Text & characters
Sample PDF for this guide: text.pdf — two pages of structured text with mixed fonts (Helvetica and Helvetica-Bold).
Plain text
require "rpdfium"
Rpdfium.open("text.pdf") do |doc|
page = doc.page(0)
puts page.text.lines.first(3).join
end
Output:
Relazione di esempio
Azienda S.R.L. — P.IVA 01234567890
Sezione 1
Restrict to a region of the page:
page.text_in_bbox(left: 50, top: 100, right: 300, bottom: 150)
Character-level metadata
Per-char data is essential for layout-aware processing — bounding box, font, weight, origin, rotation angle, plus PDFium’s “character provenance” flags:
Rpdfium.open("text.pdf") do |doc|
pp doc.page(0).chars.first
end
Output:
{char: "R",
codepoint: 82,
x0: 50.0, x1: 62.99, top: 50.0, bottom: 66.65,
origin_x: 50.0, origin_y: 62.92,
angle: 0.0, # radians (rotated text)
fontsize: 18.0,
font: "Helvetica-Bold",
weight: 700,
render_mode: 0, # 0=fill 1=stroke 2=both 3=invisible
generated: false, # true → inserted by PDFium (e.g. spaces)

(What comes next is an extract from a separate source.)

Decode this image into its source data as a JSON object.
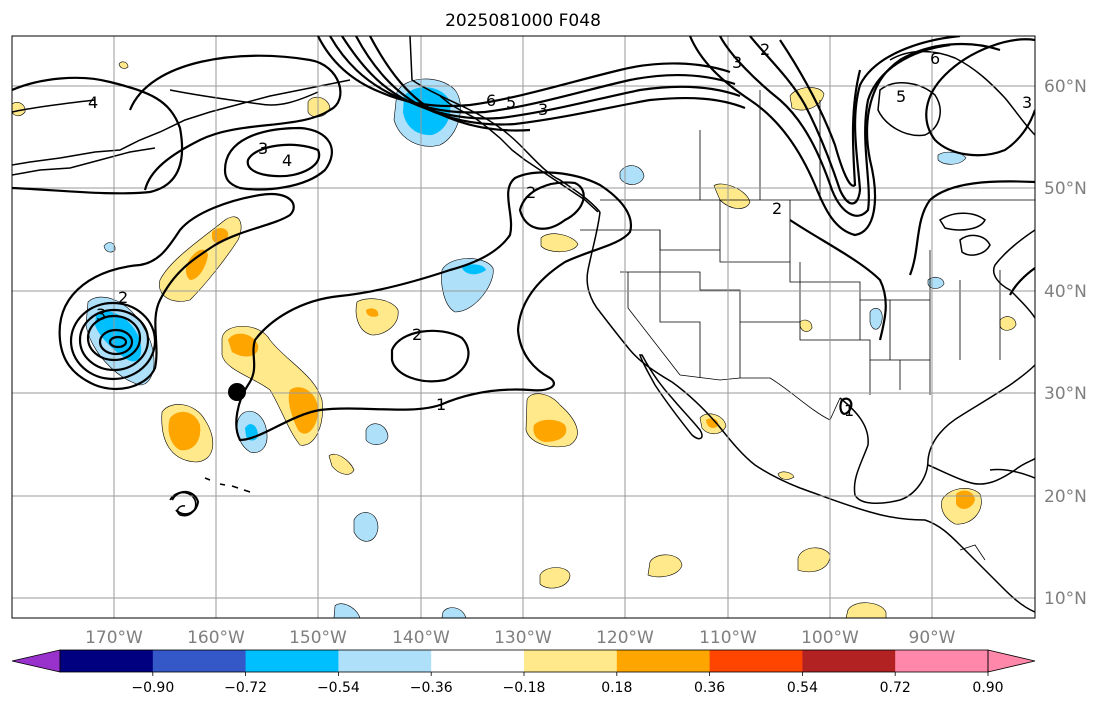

hyphen: false, # true → soft-hyphen for line break
unicode_error: false, # true → couldn't map glyph to unicode
advance: 12.99,
text_obj_id: 44737295712, # groups chars of the same text object (varies per run)
text_obj_ends_with_space: false}
generated/hyphen/unicode_errorare the artefact recognition flags. Distinguishing real characters from PDFium-synthesized ones is crucial when you don’t want fake whitespace to widen a column.
Loose char boxes (proportional to font size, more stable for layout algorithms):
page.chars(loose: true)
Words
Cluster chars into words automatically:
Rpdfium.open("text.pdf") do |doc|
words = doc.page(0).words(x_tolerance: 3.0, y_tolerance: 3.0)
pp words.first(3).map { |w| w[:text] }
end
Output:
["Relazione", "di", "esempio"]
Each word carries its own bbox, font, fontsize, and the underlying chars.
Search
page.search("esempio", match_case: false).each_match do |m|
puts "found '#{m[:text]}' at #{m[:rects].first.inspect}"
end